The Steampunk World

Being the continued explorations of a living steampunk.

The steampunk world is all around us, lying just out of sight, in a continuous thread of steampunk builders and culture that extends from the Victorian era to the present. You'll find no science fiction here: This is real life steampunk.

Monday, November 17, 2003

Yesterday I rode home from my day job, exhausted from my first week as a bike messenger, and eagerly changed clothes (and bikes) for the evening's festivities. As
you may or may not know, my preferred method of transportation is a triple-high tallbike, pictures of which can be seen at

http://www.biketraffic.org./biketraffic/BT1003/

This bike's name is Janeane Gartallfalo. While to the untrained eye it may seem much more dangerous to ride such a tall vehicle, perhaps it is not the case. For one thing, my feet are really only about four feet off the ground- not as far to fall as it seems. For another, the bike draws a lot of attention and is difficult (tho as you shall see, not impossible) to miss. And thirdly, we must not forget that statistically I am at a much, much lower risk of dying in a traffic accident than anyone who spends any time
at all in a car.
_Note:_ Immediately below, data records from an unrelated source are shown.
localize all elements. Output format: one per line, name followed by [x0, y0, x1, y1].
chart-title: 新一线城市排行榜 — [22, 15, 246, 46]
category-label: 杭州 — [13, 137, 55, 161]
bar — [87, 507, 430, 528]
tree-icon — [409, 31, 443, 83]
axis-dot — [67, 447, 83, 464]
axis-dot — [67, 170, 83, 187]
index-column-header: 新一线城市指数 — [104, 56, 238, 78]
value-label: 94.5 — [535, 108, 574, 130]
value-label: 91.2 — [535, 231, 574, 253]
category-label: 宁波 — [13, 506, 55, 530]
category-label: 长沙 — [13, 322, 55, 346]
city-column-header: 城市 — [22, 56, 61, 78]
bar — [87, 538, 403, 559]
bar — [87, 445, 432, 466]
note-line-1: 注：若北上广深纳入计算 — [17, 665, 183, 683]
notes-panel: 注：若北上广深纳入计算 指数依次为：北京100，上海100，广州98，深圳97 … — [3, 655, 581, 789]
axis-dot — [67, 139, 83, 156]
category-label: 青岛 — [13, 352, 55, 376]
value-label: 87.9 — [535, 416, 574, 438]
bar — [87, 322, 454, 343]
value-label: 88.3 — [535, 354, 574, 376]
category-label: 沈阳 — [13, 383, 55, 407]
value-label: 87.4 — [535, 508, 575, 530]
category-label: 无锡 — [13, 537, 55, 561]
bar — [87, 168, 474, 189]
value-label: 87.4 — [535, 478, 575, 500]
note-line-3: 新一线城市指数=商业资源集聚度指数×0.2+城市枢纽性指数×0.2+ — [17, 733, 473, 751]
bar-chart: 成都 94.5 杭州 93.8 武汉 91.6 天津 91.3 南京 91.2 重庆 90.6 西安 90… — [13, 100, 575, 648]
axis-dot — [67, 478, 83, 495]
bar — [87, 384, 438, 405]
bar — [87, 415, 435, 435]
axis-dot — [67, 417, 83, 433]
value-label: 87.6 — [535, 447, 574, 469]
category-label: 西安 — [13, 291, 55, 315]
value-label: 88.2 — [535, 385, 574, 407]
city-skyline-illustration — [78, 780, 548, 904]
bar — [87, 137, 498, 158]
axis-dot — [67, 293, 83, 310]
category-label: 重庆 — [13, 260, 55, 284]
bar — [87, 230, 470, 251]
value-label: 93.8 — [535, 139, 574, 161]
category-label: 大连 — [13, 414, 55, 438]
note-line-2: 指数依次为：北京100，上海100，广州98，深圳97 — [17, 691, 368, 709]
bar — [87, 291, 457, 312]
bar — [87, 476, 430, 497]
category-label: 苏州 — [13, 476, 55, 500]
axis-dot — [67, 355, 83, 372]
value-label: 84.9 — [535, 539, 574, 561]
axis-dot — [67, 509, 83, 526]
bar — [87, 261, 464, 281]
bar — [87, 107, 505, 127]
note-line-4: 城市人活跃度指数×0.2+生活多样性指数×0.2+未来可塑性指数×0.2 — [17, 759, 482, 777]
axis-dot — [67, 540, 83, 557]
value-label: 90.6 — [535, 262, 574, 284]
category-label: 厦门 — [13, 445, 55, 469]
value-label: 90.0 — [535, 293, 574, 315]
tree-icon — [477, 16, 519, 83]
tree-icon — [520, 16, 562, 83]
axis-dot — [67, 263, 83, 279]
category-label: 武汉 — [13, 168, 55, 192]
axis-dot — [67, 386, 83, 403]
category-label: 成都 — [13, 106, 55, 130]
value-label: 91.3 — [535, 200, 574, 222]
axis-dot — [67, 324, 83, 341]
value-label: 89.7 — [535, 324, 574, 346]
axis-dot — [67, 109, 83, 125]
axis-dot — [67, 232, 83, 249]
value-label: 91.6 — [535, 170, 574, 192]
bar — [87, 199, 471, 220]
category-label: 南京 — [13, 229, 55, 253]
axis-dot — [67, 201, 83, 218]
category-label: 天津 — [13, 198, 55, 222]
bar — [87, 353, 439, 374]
Cars are, politics aside, steel coffins- hundreds of horses worth of power surrounded by steel and piloted by (as Carlin is fond of saying) dumbasses (if they are going slower than you) or assholes (if they are going faster than you). Seeing as I live in a big city where (automobile) traffic rarely goes faster than a crawl, car-on-cyclist deaths are relatively rare. Whereas we all know several people
who have died in car accidents, sadly, and often there wasn't even another vehicle involved- the device is designed to accelerate you to dangerous speeds and
safety is only a concern because of decades of effort by activists.

At any rate, one such asshole (I say this partly because of his speed, and partly because of his reaction) managed not to see me despite the fact that
my bike was three bike frames tall, bright yellow, and I was on top of it screaming at him. He performed a "California Stop" through a stop sign (which is to say
he did not stop, but went slightly less fast for a brief moment, the same sort of nod to an ancient tradition that touching your hat brim is to doffing your cap and bowing low). His car was one of these blooby jelly-bean shaped things, like a mini-minivan
with a distinct trunk.

As he came from the right, I veered left, and his front left bumper collided with my bike's front fork. This caused the entire length of my bike to slap upside the car like some sort of vehicular castanet. My leg got bruised right above the ankle where it hit
the corner of the car roof, and over the bike I went, doing a barrel roll and landing on my back, splayed out, on the top of the car.

His momentum continued to carry him forward, but my foot was still tangled in the bike frame. So he dragged me, and I dragged the bike, for about three
feet. The bike served as an anchor to drag me down off the top of the car, but when my feet went off the back the bike frame dropped off and I came to rest
with my butt on the trunk, my back on the back windshield, and my head on the roof, staring upwards with my arms flung out to the side.

At this point the driver realized what had happened (he ran a stop sign and hit a cyclist and probably didn't have insurance and was probably drunk and he
was definitely in deep shit), so he stepped on the gas.

I remember looking up at the cloudy, dark sky, my vision framed by trees whipping past, as I traveled down the block on top of a speeding car. Pretty soon
the acceleration sucked me off the back (have you *tried* to ride on top of a car, Teen Wolf style? It's hard to stay on!) and I landed on my feet, looking back at the crowd of five or so stunned Mexicans who have, for the last ten years, parked a
van at that corner and sold fruits and vegetables.

My first response when I fall off a bike is to lay on the ground and mentally check all of my parts to see if they're still there, so I dropped. The last thing this guy would have seen would be me laying in the street like I was dead, so for all he knows he took a life that night. Once I realized I was okay, I turned around to see his taillights disappearing around a curve.

I jumped to my feet. "I'm okay! I'M OKAY!" I screamed to the stunned gueros. I actually did a little dance of joy right there. "Holy sheet mayn, that guy heet you!" one of the dudes said, "He ran the stoplight and heet you!"

Now, the first thing out of any bike freak's mouth when he or she wrecks is, "How's the bike?" I checked it out. The front fork was dinged over to the left,
but I could still use the bike to limp to my destination. Something's messed up in the crank and it clicks every time it comes around. Definitely salvageable, but it will take work.

I never even saw the driver. Coulda been a kid, a granny, a woman or a man. The witnesses didn't get a plate number, but what's the point anyway? As we well
know from our many friends who've been hit by idiot drivers, the law requires you to actually identify the driver, not just the car, that hit you if you wish to prosecute a hit-and-run. Besides, I had a party or three to go to.